We are not a literary family.

There’s nothing special about us. Dad works in production and Mom stays home. We’re like every other family in this dusty, country town. We’re just as unwealthy and uncultured as anyone else around here. A little better off than some, a little worse off than others.

We are not a literary family.

Except, we are.

The room that should be our dining room is full of books. We call it the library. There’s no Tolstoy or Woolf here, but it’s still a potential avalanche of words.

We are not a literary family.

But we come up with new worlds every night. When my cousins spend the night, we tell stories about The Thing that lives in my closet. Sometimes The Thing is the spirit of a tiny creature that used to live in our trailer before we bought it. Sometimes it’s a living creature that might pull the other kids into the closet, where they’ll disappear.

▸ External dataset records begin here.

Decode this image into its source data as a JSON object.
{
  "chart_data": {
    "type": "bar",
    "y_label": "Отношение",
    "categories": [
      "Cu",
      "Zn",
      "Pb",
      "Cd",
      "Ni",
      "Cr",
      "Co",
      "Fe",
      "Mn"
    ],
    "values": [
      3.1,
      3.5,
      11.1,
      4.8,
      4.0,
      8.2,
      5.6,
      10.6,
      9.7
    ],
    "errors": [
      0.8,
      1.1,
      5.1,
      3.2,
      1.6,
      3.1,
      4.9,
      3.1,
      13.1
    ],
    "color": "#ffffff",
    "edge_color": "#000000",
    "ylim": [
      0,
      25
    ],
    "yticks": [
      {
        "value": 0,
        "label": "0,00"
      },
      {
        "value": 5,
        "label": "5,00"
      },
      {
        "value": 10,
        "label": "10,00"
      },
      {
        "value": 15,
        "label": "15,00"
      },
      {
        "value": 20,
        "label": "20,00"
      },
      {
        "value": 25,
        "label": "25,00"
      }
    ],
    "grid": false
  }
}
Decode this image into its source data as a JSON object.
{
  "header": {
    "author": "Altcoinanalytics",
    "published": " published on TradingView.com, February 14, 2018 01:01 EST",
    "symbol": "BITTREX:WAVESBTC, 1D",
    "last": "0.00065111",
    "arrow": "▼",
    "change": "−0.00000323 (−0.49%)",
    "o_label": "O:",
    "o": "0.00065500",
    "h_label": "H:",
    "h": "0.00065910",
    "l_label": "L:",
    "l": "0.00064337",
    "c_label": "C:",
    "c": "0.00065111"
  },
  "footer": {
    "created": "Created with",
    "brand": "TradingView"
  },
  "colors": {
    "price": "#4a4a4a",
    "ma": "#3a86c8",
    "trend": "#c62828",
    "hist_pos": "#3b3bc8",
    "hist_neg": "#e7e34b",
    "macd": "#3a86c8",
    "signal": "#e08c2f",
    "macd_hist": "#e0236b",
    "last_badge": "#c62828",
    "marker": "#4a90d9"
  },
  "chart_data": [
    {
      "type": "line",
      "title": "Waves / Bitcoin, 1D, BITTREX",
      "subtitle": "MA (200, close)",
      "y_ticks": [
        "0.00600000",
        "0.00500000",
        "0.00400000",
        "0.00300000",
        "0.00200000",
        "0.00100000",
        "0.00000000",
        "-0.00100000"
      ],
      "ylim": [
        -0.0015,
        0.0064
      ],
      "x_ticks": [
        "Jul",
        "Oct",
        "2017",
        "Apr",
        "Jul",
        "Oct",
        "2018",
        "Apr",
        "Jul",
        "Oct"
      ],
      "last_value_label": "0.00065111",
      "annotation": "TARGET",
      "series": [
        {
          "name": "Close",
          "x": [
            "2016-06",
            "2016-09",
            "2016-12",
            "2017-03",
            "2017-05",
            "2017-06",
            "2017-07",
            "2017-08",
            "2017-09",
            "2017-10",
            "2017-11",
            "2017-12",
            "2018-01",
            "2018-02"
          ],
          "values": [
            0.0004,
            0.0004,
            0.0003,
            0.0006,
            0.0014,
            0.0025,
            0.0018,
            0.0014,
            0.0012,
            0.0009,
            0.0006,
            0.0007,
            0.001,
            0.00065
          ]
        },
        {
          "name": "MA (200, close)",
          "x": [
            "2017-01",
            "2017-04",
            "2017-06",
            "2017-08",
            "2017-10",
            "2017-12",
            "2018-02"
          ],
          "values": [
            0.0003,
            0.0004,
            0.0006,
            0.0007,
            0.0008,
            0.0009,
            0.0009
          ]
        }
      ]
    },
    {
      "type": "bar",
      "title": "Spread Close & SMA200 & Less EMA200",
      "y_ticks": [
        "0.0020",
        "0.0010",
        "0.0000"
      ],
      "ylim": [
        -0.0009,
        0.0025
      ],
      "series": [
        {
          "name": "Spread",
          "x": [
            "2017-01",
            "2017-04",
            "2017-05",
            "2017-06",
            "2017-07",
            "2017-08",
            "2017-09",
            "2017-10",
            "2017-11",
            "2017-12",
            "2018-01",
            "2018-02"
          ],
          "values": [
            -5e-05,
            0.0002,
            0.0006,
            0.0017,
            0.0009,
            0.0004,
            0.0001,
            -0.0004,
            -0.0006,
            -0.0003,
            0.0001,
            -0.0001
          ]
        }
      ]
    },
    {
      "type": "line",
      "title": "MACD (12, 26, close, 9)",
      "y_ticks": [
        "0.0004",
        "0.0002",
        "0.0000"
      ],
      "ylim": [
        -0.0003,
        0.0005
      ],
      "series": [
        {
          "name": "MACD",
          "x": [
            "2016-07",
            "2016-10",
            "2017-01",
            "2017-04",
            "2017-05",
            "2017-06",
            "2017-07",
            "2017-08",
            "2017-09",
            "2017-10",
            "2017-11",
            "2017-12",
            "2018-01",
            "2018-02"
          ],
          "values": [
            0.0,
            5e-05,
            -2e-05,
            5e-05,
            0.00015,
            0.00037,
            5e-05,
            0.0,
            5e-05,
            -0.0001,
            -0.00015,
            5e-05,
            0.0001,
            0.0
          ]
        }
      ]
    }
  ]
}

Some nights, our dog can talk. Dad tells us about all the adventures we go on with him. He lets us adopt Star and Jumper, the horses he and his sister “owned” in the bedtime stories Pop used to tell them.

Other nights, he reads us The Iliad as a bedtime story.

Mom writes poetry, filling notebooks she won’t let us see. There’s almost always a scratchpad by the computer with a list of related words because she’s trying to find just the right one.

And Dad is writing a fantasy novel. He works on it most nights when he comes home, between cutting wood or fixing the air conditioning ducts our dog tore up.

We have no pedigrees, no connections, no education.

We do have words, though.

We write down the things we’d never dare to say out loud. We transform ugly moments into lyrics that float. We can escape the mesquite trees and cracked mud to go anywhere we want. To any time we want. Nothing is impossible in our house.

I don’t quite do get there yet. I write about talking hippos and magical giraffes that escape from the zoo. I write poems about fat cats and apples.

I may be too little to ride these rapids, but I see how powerful they are. How powerful the people who learn how to navigate them are. I want to be part of that, even if it’s just drawing a book cover.

I want to be one of those people.

 

“Mommy, does your main character have any pets?”

I turn away from the monitor to answer my 9-year-old daughter. “I haven’t given her any.”

“I think she should have an alien dog as a pet.”

She knows just enough about the novel I’m working on to know my main character isn’t quite human. Though, an alien dog wouldn’t exactly work.

“Maybe,” I reply.

She leaves for a while and I try to focus after the interruption. I shouldn’t have tried to write while the kids were home.

She comes back a few minutes later, holding a sheet of copier paper in front of her. She presents it to me.

“I drew a dog for your character. See? It has bat wings. Do you like it?”

I laugh and she scowls at me. She thinks I’m making fun of her. I’m not.

“It’s good. It really goes with the story.”